In 1614, the Teutonic Order, governing the Duchy of Prussia as a fief of the Polish Crown, faced a complex and challenging currency situation. The state’s monetary system was not autonomous but was deeply entangled within the wider Polish-Lithuanian Commonwealth, which exerted significant control over minting rights. The primary circulating coin was the Prussian
schilling, but the monetary landscape was dominated by large quantities of foreign coins, particularly Polish
groszy and
thalers from the German states and the Netherlands. This created a fragmented and unstable system where the value and purity of coins in circulation varied widely, complicating trade and state finances.
The core of the problem lay in the chronic shortage of high-quality, full-weight coinage. Gresham's law was in full effect: "bad money drives out good." Debased coins from neighboring states, along with clipped and worn domestic issues, remained in daily use, while full-weight silver thalers were often hoarded or exported. This scarcity of reliable currency hampered commerce and tax collection for the Order's treasury. Furthermore, the Polish monarchy, wary of a strong and financially independent Prussia, historically restricted the Order's minting activities, limiting its ability to reform the currency and assert economic sovereignty.

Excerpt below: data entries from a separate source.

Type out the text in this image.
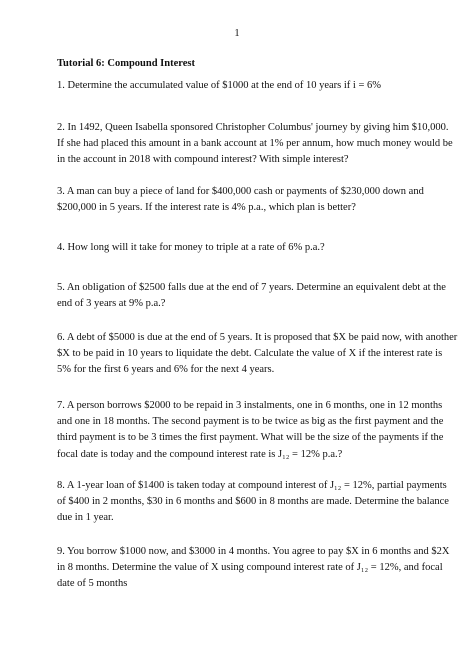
1
Tutorial 6: Compound Interest
1. Determine the accumulated value of $1000 at the end of 10 years if i = 6%
2. In 1492, Queen Isabella sponsored Christopher Columbus' journey by giving him $10,000.
If she had placed this amount in a bank account at 1% per annum, how much money would be
in the account in 2018 with compound interest? With simple interest?
3. A man can buy a piece of land for $400,000 cash or payments of $230,000 down and
$200,000 in 5 years. If the interest rate is 4% p.a., which plan is better?
4. How long will it take for money to triple at a rate of 6% p.a.?
5. An obligation of $2500 falls due at the end of 7 years. Determine an equivalent debt at the
end of 3 years at 9% p.a.?
6. A debt of $5000 is due at the end of 5 years. It is proposed that $X be paid now, with another
$X to be paid in 10 years to liquidate the debt. Calculate the value of X if the interest rate is
5% for the first 6 years and 6% for the next 4 years.
7. A person borrows $2000 to be repaid in 3 instalments, one in 6 months, one in 12 months
and one in 18 months. The second payment is to be twice as big as the first payment and the
third payment is to be 3 times the first payment. What will be the size of the payments if the
focal date is today and the compound interest rate is J₁₂ = 12% p.a.?
8. A 1-year loan of $1400 is taken today at compound interest of J₁₂ = 12%, partial payments
of $400 in 2 months, $30 in 6 months and $600 in 8 months are made. Determine the balance
due in 1 year.
9. You borrow $1000 now, and $3000 in 4 months. You agree to pay $X in 6 months and $2X
in 8 months. Determine the value of X using compound interest rate of J₁₂ = 12%, and focal
date of 5 months
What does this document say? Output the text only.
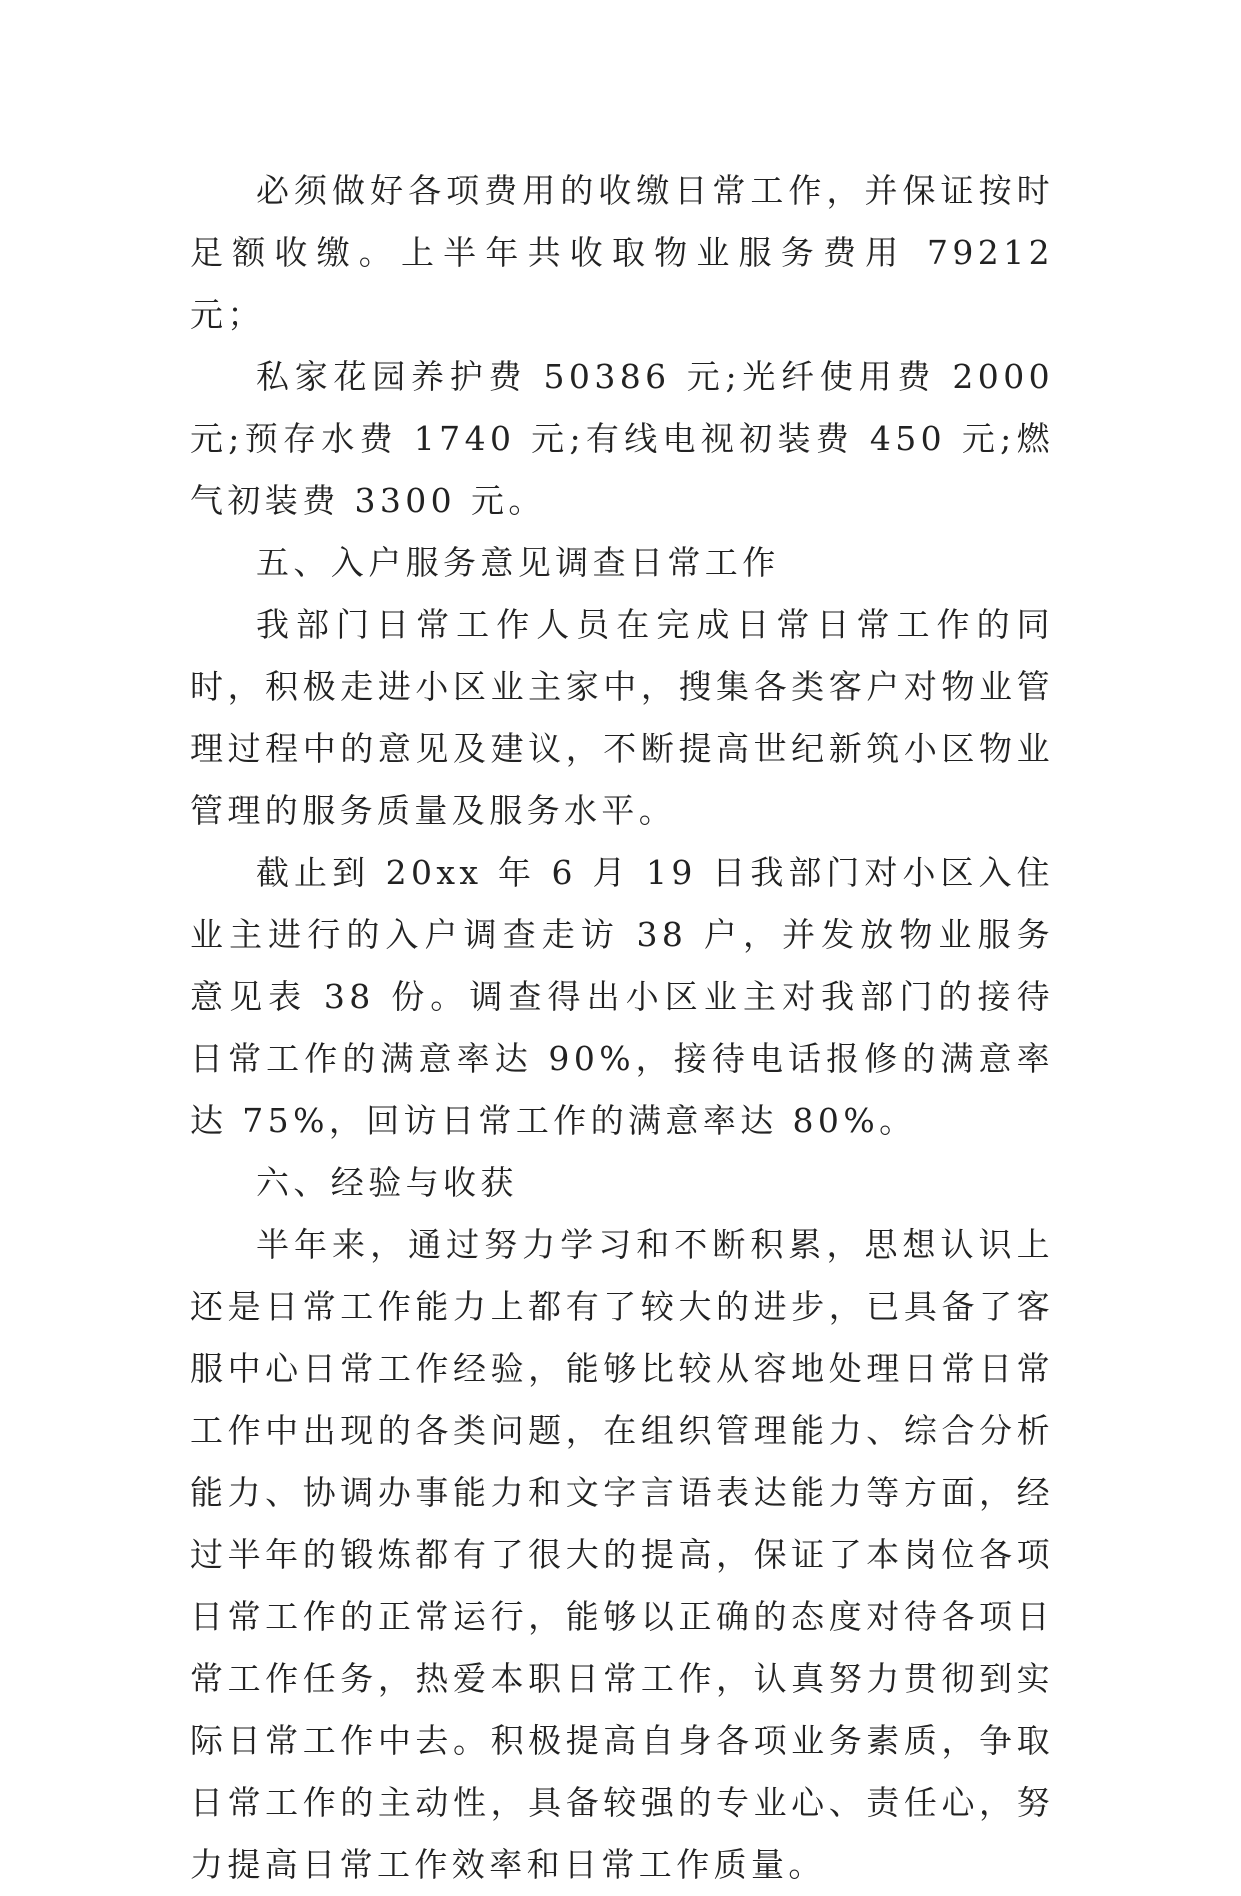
必须做好各项费用的收缴日常工作，并保证按时足额收缴。上半年共收取物业服务费用 79212 元；

私家花园养护费 50386 元;光纤使用费 2000 元;预存水费 1740 元;有线电视初装费 450 元;燃气初装费 3300 元。

五、入户服务意见调查日常工作

我部门日常工作人员在完成日常日常工作的同时，积极走进小区业主家中，搜集各类客户对物业管理过程中的意见及建议，不断提高世纪新筑小区物业管理的服务质量及服务水平。

截止到 20xx 年 6 月 19 日我部门对小区入住业主进行的入户调查走访 38 户，并发放物业服务意见表 38 份。调查得出小区业主对我部门的接待日常工作的满意率达 90%，接待电话报修的满意率达 75%，回访日常工作的满意率达 80%。

六、经验与收获

半年来，通过努力学习和不断积累，思想认识上还是日常工作能力上都有了较大的进步，已具备了客服中心日常工作经验，能够比较从容地处理日常日常工作中出现的各类问题，在组织管理能力、综合分析能力、协调办事能力和文字言语表达能力等方面，经过半年的锻炼都有了很大的提高，保证了本岗位各项日常工作的正常运行，能够以正确的态度对待各项日常工作任务，热爱本职日常工作，认真努力贯彻到实际日常工作中去。积极提高自身各项业务素质，争取日常工作的主动性，具备较强的专业心、责任心，努力提高日常工作效率和日常工作质量。
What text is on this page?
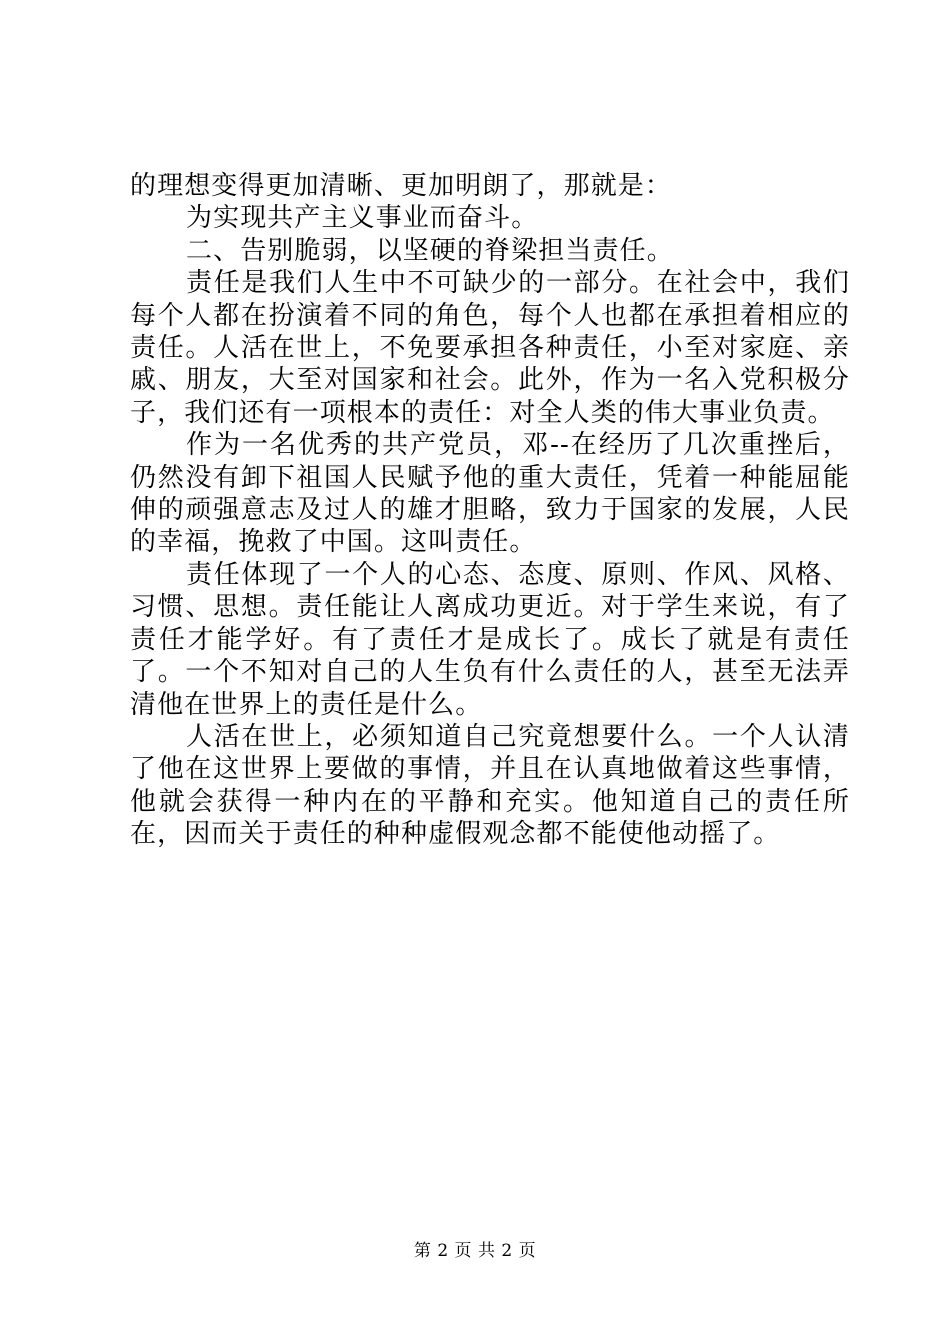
的理想变得更加清晰、更加明朗了，那就是：

为实现共产主义事业而奋斗。

二、告别脆弱，以坚硬的脊梁担当责任。

责任是我们人生中不可缺少的一部分。在社会中，我们每个人都在扮演着不同的角色，每个人也都在承担着相应的责任。人活在世上，不免要承担各种责任，小至对家庭、亲戚、朋友，大至对国家和社会。此外，作为一名入党积极分子，我们还有一项根本的责任：对全人类的伟大事业负责。

作为一名优秀的共产党员，邓--在经历了几次重挫后，仍然没有卸下祖国人民赋予他的重大责任，凭着一种能屈能伸的顽强意志及过人的雄才胆略，致力于国家的发展，人民的幸福，挽救了中国。这叫责任。

责任体现了一个人的心态、态度、原则、作风、风格、习惯、思想。责任能让人离成功更近。对于学生来说，有了责任才能学好。有了责任才是成长了。成长了就是有责任了。一个不知对自己的人生负有什么责任的人，甚至无法弄清他在世界上的责任是什么。

人活在世上，必须知道自己究竟想要什么。一个人认清了他在这世界上要做的事情，并且在认真地做着这些事情，他就会获得一种内在的平静和充实。他知道自己的责任所在，因而关于责任的种种虚假观念都不能使他动摇了。

第 2 页 共 2 页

Consequently, the monetary policy of Grand Master Johann Sigismund in 1614 was one of cautious management rather than sweeping reform. The state focused on maintaining the stability of its existing coinage as best it could, regulating exchange rates between the myriad coins in circulation, and attempting to curb the worst abuses of debasement and clipping. The situation underscored the Teutonic Order's diminished political power, as its economic fortunes were dictated by its feudal overlord in Kraków and the unpredictable flows of international bullion, leaving its currency system vulnerable and inefficient.